Tennessee has once again been named to a list of states with the worst air pollution from power plants. The National Resources Defense Council puts Tennessee at number eleven on its so-called “Toxic Twenty” list. But the environmental group says there’s reason to be hopeful for the state of Tennessee’s air.
The NRDC also lists which power facilities are the worst polluters in each state. The coal-fired Johnsonville plant is Tennessee’s second worst, accounting for roughly a third of overall toxic emissions in the state. It’s slated for shut down over the next few years, in order to comply with changing federal regulations.
NRDC clean air director John Walae says those new rules mean there will be other closures nationwide, as well as better measures to make sure that power plant emissions are cleaner.
“Tennessee is positioned to benefit in a double fashion; first you’ll see power plants inside the state reducing their pollution and neighboring states where pollution is blowing into Tennessee.”

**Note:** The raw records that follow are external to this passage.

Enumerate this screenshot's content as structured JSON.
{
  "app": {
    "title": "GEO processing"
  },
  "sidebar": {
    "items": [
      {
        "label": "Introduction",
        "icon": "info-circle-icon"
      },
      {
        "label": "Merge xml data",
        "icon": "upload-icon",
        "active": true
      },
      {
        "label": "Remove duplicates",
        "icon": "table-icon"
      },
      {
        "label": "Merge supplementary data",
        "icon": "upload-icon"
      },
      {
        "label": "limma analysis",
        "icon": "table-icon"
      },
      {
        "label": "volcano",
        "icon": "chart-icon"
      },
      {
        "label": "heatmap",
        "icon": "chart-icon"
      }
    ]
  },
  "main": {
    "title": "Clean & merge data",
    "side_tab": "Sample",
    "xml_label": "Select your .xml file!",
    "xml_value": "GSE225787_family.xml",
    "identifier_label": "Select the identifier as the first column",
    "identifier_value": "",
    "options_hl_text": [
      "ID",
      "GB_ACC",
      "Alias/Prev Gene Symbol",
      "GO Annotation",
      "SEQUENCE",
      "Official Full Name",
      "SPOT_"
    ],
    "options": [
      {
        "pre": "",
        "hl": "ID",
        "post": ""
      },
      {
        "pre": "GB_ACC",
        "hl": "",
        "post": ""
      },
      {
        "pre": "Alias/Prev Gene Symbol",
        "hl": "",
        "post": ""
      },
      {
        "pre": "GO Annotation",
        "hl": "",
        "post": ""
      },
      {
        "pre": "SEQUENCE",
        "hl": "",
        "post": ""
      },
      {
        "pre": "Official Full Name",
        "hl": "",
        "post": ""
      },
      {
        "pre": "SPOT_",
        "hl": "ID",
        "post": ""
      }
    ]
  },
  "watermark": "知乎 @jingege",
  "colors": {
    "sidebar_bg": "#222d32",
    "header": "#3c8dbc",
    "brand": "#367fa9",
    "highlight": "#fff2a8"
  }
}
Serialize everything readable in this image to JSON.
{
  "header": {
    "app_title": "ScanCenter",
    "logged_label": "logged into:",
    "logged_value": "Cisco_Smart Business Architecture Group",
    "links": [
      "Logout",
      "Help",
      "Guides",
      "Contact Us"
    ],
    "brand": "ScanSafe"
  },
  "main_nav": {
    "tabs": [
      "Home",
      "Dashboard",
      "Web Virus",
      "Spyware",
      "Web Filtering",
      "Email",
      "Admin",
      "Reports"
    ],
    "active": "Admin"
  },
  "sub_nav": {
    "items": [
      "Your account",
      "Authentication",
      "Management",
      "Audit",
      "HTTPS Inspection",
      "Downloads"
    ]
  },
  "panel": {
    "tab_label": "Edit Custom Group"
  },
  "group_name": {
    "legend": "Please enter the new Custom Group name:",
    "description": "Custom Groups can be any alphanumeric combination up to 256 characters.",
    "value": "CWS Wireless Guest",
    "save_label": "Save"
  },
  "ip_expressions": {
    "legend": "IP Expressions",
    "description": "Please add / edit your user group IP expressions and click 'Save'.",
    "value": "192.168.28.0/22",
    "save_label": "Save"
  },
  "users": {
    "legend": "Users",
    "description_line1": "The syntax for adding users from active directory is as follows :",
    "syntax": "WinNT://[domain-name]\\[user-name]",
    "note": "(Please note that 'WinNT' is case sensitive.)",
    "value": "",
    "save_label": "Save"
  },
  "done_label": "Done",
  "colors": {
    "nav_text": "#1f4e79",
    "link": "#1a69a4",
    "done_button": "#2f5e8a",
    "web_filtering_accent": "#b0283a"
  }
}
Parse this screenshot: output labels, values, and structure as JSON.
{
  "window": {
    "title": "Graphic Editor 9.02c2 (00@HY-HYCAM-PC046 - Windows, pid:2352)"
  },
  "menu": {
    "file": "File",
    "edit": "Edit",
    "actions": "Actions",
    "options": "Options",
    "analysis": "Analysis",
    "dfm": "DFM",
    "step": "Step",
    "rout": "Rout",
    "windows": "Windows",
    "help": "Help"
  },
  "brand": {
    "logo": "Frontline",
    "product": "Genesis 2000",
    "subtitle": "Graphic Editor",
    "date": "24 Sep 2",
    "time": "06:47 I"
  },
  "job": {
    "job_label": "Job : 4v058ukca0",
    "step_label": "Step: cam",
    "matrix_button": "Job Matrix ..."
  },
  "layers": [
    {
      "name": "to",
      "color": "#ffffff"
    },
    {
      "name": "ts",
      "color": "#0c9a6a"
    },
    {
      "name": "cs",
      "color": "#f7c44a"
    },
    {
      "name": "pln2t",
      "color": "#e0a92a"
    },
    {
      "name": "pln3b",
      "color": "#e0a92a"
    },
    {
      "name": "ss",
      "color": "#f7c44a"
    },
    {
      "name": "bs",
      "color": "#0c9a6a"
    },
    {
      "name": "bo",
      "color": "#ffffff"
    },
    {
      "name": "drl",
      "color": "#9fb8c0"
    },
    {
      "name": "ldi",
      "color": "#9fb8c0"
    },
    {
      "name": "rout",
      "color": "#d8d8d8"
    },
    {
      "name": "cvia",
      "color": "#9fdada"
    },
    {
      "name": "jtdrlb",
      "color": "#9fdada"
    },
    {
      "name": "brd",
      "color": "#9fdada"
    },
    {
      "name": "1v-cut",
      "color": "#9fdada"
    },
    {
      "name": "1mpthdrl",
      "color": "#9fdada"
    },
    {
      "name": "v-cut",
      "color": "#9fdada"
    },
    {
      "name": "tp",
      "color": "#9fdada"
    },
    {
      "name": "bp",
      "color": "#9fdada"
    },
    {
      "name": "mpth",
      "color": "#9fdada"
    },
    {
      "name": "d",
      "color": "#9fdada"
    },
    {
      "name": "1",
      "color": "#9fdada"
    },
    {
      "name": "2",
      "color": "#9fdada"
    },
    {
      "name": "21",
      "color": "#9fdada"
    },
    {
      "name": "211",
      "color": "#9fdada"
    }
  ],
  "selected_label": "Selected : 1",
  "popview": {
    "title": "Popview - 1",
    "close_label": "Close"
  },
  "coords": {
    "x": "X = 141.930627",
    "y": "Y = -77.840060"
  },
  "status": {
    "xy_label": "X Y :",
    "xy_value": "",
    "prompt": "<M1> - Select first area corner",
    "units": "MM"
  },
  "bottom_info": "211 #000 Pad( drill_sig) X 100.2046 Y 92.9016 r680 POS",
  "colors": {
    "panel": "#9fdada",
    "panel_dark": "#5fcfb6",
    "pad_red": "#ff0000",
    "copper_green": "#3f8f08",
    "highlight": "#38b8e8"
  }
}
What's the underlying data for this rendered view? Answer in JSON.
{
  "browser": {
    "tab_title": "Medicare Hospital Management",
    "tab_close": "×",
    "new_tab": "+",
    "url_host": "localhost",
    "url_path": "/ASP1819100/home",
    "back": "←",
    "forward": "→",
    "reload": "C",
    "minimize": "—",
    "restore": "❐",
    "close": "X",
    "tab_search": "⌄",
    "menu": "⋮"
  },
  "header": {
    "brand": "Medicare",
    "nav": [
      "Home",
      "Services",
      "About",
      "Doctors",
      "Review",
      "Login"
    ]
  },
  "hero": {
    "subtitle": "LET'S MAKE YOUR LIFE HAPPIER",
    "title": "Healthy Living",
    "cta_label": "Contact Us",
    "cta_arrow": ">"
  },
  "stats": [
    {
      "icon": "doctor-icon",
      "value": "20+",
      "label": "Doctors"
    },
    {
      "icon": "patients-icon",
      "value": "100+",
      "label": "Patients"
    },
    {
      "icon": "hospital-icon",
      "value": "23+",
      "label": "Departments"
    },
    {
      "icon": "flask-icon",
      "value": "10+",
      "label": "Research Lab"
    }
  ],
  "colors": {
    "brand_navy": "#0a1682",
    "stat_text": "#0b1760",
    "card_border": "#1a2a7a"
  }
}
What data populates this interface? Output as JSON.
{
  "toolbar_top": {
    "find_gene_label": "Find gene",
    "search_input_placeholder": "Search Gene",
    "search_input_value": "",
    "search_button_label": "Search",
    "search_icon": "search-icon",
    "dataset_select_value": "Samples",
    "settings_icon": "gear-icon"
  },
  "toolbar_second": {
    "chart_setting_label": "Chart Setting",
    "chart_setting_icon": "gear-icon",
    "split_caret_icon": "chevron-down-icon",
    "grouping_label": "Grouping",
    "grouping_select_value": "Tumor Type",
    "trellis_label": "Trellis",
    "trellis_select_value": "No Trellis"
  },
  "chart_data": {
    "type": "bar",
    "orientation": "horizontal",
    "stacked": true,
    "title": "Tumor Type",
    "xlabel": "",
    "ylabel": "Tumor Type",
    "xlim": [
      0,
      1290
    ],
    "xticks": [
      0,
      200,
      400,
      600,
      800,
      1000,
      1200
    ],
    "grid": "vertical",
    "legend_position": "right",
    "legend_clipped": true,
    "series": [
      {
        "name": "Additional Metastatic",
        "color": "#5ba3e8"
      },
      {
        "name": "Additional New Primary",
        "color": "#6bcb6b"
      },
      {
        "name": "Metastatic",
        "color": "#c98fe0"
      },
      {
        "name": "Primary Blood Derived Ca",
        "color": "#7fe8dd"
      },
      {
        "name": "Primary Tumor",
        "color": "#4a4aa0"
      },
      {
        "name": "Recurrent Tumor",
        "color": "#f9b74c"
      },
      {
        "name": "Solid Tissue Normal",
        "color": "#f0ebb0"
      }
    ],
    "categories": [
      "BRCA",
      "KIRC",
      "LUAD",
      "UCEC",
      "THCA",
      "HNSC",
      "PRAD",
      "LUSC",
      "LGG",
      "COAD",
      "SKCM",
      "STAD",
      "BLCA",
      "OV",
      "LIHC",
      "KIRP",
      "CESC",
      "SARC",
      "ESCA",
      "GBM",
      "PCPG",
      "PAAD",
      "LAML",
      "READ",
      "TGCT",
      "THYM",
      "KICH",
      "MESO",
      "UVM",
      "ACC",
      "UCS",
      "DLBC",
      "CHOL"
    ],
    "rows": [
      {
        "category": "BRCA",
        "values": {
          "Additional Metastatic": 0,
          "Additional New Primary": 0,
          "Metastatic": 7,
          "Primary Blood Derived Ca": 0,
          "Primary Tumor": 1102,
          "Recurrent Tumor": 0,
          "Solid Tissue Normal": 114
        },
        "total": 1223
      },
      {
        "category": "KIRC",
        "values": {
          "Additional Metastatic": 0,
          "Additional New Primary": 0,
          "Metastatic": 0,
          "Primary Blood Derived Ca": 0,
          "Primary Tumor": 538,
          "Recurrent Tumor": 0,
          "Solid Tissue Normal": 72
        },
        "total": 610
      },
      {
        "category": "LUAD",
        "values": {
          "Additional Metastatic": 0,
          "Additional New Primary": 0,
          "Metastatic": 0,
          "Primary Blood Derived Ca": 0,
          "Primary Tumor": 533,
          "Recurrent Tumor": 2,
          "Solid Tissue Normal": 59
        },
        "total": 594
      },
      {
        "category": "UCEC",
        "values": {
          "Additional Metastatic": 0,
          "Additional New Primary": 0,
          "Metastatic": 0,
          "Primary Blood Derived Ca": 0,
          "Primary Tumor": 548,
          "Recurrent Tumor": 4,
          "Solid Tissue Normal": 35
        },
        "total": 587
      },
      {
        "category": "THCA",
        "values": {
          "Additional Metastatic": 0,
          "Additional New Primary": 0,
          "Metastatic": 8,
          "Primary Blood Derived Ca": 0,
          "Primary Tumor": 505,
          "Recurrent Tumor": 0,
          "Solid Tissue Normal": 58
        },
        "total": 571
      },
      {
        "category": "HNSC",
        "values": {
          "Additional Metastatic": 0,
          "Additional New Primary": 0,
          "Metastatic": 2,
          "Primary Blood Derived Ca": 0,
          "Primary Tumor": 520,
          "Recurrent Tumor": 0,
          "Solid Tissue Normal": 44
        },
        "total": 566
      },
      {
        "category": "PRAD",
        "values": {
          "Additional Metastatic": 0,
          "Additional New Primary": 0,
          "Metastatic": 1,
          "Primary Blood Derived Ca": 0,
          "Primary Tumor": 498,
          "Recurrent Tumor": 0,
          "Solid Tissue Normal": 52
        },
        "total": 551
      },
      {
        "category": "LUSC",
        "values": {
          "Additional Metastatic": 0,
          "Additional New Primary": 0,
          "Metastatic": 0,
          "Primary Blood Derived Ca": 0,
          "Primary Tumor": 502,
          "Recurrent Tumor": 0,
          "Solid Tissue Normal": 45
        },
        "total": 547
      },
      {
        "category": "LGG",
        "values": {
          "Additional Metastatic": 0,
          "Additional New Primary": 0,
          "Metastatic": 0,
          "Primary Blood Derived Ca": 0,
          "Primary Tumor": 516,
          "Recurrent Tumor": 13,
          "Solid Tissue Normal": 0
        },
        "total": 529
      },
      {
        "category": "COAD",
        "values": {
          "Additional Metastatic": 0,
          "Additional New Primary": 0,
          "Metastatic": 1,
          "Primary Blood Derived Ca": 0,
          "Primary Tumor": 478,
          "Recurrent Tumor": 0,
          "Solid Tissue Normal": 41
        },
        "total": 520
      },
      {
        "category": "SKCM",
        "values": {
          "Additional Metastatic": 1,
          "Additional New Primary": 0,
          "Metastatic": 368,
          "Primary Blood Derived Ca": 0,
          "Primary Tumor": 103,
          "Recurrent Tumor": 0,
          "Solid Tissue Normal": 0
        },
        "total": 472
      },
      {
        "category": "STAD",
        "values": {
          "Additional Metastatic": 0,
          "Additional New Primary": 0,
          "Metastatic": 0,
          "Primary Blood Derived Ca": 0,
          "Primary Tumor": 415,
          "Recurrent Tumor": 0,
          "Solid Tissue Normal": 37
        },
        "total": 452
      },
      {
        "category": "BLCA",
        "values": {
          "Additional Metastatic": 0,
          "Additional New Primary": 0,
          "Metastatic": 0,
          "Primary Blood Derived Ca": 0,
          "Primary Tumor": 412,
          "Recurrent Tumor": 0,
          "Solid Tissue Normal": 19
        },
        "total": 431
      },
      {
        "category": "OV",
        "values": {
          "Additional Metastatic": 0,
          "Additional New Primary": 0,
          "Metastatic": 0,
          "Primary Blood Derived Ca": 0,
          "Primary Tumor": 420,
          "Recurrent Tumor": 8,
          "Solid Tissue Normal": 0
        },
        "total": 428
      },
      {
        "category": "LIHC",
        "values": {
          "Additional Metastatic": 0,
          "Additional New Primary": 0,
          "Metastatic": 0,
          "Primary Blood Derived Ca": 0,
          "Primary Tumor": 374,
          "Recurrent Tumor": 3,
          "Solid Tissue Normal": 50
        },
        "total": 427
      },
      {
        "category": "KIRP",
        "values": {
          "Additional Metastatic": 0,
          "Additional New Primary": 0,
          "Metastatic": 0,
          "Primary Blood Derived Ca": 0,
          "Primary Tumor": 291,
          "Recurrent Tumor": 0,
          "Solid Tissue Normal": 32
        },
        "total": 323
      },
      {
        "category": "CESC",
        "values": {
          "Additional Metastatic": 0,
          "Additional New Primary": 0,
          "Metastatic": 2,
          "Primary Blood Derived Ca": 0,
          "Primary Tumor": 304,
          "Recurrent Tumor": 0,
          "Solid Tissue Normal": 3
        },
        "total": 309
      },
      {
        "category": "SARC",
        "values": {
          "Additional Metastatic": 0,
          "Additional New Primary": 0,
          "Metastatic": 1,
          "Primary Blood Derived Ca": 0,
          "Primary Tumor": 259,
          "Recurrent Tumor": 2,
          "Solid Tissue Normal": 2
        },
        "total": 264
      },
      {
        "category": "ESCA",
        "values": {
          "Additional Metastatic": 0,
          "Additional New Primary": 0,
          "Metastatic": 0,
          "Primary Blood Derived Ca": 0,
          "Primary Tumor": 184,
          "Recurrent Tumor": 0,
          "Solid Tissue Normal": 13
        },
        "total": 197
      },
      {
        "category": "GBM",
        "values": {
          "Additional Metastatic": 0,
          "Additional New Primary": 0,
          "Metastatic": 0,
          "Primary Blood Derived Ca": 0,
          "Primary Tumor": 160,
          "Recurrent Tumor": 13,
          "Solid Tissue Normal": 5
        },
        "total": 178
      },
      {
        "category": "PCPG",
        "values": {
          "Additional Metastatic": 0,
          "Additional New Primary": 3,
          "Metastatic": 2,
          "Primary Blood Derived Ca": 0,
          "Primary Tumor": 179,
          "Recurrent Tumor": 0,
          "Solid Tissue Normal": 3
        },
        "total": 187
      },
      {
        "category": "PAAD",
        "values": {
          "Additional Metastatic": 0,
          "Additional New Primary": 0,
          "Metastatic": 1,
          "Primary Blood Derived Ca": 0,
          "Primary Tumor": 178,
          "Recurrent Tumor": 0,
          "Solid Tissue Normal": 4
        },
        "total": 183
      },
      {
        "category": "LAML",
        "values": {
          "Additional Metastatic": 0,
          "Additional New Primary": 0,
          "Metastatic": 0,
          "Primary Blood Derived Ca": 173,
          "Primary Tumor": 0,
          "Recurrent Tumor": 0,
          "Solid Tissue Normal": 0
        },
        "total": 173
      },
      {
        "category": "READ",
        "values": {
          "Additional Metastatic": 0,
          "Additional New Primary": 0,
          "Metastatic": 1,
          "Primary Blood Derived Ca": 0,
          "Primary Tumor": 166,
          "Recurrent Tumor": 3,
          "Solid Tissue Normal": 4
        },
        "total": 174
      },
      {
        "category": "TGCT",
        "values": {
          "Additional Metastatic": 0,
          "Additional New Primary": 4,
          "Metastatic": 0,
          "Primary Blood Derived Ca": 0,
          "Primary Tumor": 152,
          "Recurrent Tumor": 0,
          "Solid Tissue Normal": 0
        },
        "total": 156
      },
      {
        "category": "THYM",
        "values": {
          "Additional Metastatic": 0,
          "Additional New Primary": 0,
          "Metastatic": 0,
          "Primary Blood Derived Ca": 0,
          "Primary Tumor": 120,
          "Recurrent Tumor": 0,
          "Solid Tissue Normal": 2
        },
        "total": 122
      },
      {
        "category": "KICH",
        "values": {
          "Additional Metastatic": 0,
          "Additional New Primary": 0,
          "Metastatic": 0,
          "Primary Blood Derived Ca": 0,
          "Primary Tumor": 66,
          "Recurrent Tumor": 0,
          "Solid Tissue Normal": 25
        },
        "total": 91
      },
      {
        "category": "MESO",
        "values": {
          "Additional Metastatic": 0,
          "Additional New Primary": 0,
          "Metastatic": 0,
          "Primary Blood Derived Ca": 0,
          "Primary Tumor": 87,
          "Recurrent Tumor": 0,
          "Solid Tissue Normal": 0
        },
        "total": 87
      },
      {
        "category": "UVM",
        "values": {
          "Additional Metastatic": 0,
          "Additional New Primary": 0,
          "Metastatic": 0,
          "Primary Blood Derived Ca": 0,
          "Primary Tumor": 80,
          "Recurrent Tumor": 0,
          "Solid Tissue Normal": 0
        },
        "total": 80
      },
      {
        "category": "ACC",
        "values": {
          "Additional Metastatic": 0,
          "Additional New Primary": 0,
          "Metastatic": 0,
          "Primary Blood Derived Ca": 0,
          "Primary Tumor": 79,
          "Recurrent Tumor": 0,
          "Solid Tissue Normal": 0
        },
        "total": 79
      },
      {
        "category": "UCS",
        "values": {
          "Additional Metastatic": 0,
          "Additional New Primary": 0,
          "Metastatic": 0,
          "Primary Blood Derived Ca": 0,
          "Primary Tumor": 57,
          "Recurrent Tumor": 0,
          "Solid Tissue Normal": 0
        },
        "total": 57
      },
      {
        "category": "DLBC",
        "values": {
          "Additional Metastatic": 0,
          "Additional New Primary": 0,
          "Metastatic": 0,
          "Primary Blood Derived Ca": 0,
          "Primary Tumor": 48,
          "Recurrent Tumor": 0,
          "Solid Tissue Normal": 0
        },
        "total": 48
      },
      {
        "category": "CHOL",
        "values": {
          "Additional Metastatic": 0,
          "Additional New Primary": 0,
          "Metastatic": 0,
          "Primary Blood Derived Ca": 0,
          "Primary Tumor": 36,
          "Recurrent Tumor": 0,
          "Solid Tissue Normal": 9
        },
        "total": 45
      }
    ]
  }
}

North Carolina and Georgia are neighbors that have already made slight improvements; Alabama has reduced its toxic emissions by more than twenty percent. Still, the nation’s top ranked polluter is Kentucky. Weather systems don’t often blow that state’s air intoTennessee, but it does share the state’s longest border and its power plants emit roughly four times as much toxic pollution as those in the Volunteer state.